Ни одна антилопа не пронеслась мимо и не оспорила стих.
Часть третья
ЯВЛЕНИЕ
А теперь — о богине. Мюнье хотел достичь Дзадё на крайнем востоке Тибета, в верхнем течении Меконга. Оттуда предполагалось добраться до мест, где обитают выжившие пантеры.
— Выжившие от чего? — спросил я.
— От экспансии человека, — ответил Мюнье.

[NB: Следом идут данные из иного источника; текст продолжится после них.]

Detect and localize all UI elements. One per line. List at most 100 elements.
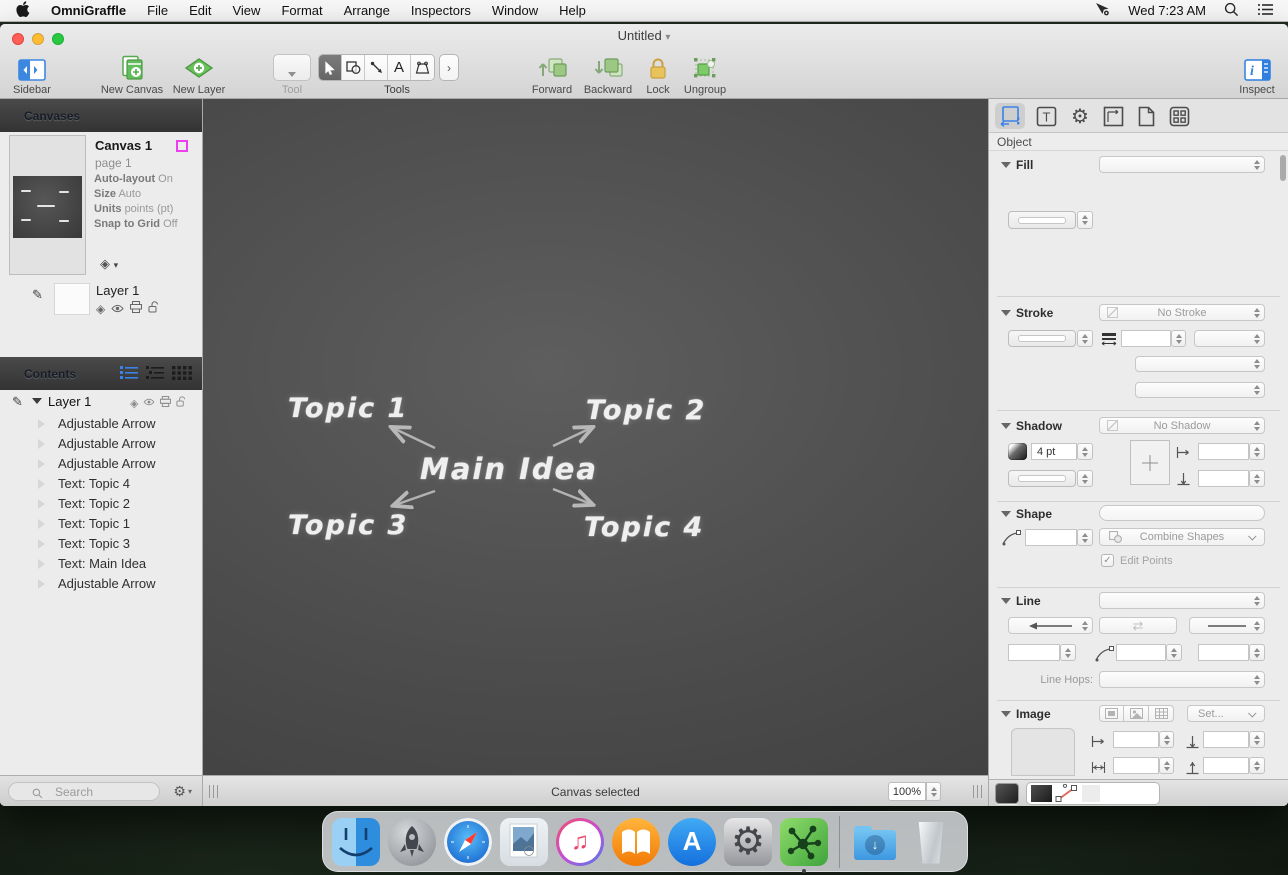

Человек — самое процветающее создание в истории жизни, по определению. Как виду ему ничто не угрожает: он продвигается, покоряет, строит, тяготеет сплотиться в одном месте. Его города поднимаются к небу. «…Воодушевленный/на Земле живет человек», — написал в XIX веке немецкий поэт[2]. Это был прекрасный проект, наивное пожелание. Оно не реализовалось. Замкнутый в своих башнях, человек XXI века рассматривает мир как коллективную собственность. Он выиграл партию, планирует будущее, имеет виды на ближнюю планету, потому что здесь людей слишком много. В скором времени «бесконечные пространства» превратятся в его выгребную яму. Прошло несколько тысячелетий с тех пор, как Бог Книги Бытия (слова Которого были собраны прежде, чем Он онемел), заявил со всей определенностью: «Плодитесь и размножайтесь, заполняйте Землю и покоряйте ее» (I, 28). Со всей ответственностью (и не оскорбляя религиозного чувства) можно заключить, что программа выполнена. Земля «покорена», и наступило время дать отдых первичной форме. Нас восемь миллиардов человек. Пантер осталось всего несколько тысяч. Человечество уже не в гармоничном балансе с остальной частью живых существ.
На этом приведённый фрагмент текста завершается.